As a child, Miriam Darlington was obsessed with otters: otters in aquarium, otter skeletons in the natural history museum, and so forth. And who wouldn't? Few animals seem to combine the wildness and precociousness, the sheer charisma of an otter. But Darlington's obsession was confined to aquaria and museums because it's very hard to see a river otter in the wild; unlike their sea cousins who float happily in the harbors of northern America, river otters are secretive creatures whose sensitive powers of perception are rivaled only by their power to slip away and not be perceived. Otter Country is the story of a year in Darlington's life in which she vows to seek out the otter in the wild and learn its ways, a journey that takes her from Scotland to Wales to Cornwall and elsewhere in the British Isles.

Otter Country, it must be said, contains mostly scenes of Darlington not finding otters. Like I said, they seem to be quite elusive. They leave behind certain signs of their existence, like the feces, called spraint, they use to mark the paths of their territory, but by the time you see them, the otter has already disappeared again. It's all right, because Darlington is a talented writer of landscapes and a patient noticer of the natural world. Though she never makes this quite explicit, I got the sense that one of the great rewards of Darlington's otter search is that it forces her to pay closer attention to the world around her, to take in what one might not ordinarily notice. The otters are rare visitors, but there always trees and birds and things. When the otters do appear, the encounters are transformative: Darlington describes coming face-to-face with an otter while disguised as something like a hunk of tree branches. And of course these encounters last only seconds--small fare when compared with the months and months that Darlington spends searching.
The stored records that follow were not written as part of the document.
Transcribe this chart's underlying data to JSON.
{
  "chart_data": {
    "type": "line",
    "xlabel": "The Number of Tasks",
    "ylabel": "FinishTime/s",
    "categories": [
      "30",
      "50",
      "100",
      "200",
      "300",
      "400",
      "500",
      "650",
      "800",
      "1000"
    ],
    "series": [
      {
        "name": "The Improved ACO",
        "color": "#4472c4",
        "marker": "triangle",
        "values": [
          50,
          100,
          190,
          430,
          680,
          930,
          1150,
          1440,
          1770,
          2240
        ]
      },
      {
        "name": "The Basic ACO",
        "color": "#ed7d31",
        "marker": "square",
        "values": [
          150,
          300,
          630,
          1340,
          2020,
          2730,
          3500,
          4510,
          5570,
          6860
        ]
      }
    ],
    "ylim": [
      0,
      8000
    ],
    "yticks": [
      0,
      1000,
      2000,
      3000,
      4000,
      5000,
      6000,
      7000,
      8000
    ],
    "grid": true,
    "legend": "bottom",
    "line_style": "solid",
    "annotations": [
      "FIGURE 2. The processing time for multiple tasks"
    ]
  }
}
Otter Country reminded me quite a bit of H is for Hawk, perhaps pointedly so. Darlington makes a push at the kind of intertextual literary quality that book possesses when she brings in a pair of otter books: Gavin Maxwell's accounts of raising African otters at his Scotland home (haven't read it), and Henry Williamson's imagining of an otter's life, Tarka the Otter (read it, liked it). Later, the book takes a more scientific-personal-essayish mold, as Darlington meets with otter experts about the significant ecological dangers that the river otter faces in the England of the 21st century. (Like the stories of many of the world's endangered species, it's one of great improvement and still-great risk.)

I'm not sure if I learned much about otters, and the book is quite intentionally very slow. But I did find it pleasant and purposeful, and like Darlington, I felt the enchantment of providence when the otters finally do show up.